Flow Divergence: Comparing Maps of Flows with Relative Entropy
Christopher Blöcker, Ingo Scholtes
TL;DR
Flow Divergence introduces a KL-inspired dissimilarity for network partitions that accounts for link patterns by tying the map equation to random-walk description length. By treating one partition as the reference true pattern and another as an estimator, the method yields the expected extra bits required to describe a random walk under the estimator, formalized as $D_F(\mathsf{M}_a||\mathsf{M}_b)$. Central to the approach are mapsim, modular coding, and a walking-on-maps construction that derives module-dependent transition rates, enabling robust comparisons across hierarchical depths. The framework demonstrates superior sensitivity to partition structure over traditional measures, reveals the cost of overfitting in incomplete data, and supports embedding and visualization of partition landscapes in real networks.
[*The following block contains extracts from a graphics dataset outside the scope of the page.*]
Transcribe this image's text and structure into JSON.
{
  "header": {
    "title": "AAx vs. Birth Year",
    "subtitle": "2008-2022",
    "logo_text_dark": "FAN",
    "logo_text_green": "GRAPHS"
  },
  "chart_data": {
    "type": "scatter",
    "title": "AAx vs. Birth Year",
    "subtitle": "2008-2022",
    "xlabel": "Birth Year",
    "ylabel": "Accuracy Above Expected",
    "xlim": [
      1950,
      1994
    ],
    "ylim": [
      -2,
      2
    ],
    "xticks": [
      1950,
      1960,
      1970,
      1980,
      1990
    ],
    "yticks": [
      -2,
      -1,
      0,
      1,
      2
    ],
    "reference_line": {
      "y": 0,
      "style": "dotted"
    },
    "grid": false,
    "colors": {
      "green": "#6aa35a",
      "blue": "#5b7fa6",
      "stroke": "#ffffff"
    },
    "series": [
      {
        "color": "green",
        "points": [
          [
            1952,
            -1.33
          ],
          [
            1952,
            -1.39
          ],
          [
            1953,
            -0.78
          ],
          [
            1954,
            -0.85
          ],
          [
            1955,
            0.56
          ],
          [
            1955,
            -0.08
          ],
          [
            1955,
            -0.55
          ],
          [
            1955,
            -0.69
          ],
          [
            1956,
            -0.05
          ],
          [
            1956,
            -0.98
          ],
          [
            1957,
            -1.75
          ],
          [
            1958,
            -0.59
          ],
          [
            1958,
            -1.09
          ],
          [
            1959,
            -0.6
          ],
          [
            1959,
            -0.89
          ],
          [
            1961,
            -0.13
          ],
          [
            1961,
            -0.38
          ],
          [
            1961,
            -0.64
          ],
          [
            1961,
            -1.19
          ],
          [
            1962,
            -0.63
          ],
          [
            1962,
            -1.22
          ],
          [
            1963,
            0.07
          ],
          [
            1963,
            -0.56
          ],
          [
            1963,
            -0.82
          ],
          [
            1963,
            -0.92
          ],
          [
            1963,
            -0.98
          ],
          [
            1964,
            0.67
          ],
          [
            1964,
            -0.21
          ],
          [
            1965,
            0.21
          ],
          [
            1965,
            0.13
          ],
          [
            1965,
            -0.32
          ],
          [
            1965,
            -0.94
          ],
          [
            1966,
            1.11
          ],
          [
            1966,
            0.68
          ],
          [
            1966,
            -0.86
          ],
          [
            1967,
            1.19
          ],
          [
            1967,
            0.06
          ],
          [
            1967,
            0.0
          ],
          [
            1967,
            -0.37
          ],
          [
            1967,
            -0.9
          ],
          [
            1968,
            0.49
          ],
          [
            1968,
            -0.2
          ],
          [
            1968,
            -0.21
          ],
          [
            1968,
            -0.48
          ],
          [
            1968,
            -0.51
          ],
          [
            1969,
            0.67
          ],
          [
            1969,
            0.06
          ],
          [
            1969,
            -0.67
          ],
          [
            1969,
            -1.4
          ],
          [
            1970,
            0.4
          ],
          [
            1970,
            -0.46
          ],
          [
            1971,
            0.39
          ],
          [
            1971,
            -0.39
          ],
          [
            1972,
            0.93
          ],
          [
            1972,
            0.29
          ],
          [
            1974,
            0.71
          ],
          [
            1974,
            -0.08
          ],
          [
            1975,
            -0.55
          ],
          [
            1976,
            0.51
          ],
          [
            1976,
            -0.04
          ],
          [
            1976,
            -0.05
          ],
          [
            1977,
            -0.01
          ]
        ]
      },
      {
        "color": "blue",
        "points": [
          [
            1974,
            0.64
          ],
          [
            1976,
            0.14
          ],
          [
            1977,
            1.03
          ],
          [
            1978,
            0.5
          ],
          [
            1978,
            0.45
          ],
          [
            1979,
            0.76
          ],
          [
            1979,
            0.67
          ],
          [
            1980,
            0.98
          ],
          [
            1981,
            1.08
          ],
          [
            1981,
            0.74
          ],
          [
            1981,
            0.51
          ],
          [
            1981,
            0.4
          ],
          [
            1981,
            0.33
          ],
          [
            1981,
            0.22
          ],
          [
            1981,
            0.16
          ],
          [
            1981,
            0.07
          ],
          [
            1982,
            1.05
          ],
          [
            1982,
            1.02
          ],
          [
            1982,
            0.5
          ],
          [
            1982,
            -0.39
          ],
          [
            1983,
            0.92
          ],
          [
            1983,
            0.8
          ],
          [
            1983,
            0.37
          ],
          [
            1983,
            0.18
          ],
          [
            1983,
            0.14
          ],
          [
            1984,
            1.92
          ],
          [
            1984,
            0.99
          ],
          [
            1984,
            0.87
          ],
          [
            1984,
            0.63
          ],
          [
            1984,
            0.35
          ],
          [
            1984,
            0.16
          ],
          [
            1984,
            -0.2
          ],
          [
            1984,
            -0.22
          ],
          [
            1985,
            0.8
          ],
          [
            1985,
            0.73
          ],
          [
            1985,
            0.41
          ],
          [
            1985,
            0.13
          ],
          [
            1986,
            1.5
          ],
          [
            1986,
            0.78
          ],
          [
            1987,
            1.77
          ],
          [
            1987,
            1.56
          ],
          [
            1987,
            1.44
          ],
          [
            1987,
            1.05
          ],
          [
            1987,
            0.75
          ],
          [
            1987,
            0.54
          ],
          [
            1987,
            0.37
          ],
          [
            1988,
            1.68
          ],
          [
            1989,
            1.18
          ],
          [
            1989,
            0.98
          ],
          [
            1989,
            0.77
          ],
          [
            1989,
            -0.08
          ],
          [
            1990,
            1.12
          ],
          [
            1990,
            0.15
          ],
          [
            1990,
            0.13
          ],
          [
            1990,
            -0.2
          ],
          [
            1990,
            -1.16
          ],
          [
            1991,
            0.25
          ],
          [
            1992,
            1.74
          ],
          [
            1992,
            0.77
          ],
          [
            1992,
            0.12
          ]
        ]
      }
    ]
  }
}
This yields practical impact for evaluating community descriptions, diagnosing overfitting, and exploring the solution space of network partitions with a link-pattern-aware lens.
Abstract
Networks represent how the entities of a system are connected and can be partitioned differently, prompting ways to compare partitions. Common approaches for comparing network partitions include information-theoretic measures based on mutual information and set-theoretic measures such as the Jaccard index. These measures are often based on computing the agreement in terms of overlap between different partitions of the same set. However, they ignore link patterns which are essential for the organisation of networks. We propose flow divergence, an information-theoretic divergence measure for comparing network partitions, inspired by the ideas behind the Kullback-Leibler divergence and the map equation for community detection. Similar to the Kullback-Leibler divergence, flow divergence adopts a coding perspective and compares two network partitions $\mathsf{M}_a$ and $\mathsf{M}_b$ by considering the expected extra number of bits required to describe a random walk on a network using $\mathsf{M}_b$ relative to reference partition $\mathsf{M}_a$. Because flow divergence is based on random walks, it can be used to compare partitions with arbitrary and different depths. We show that flow divergence distinguishes between partitions that traditional measures consider to be equally good when compared to a reference partition. Applied to real networks, we use flow divergence to estimate the cost of overfitting in incomplete networks and to visualise the solution landscape of network partitions.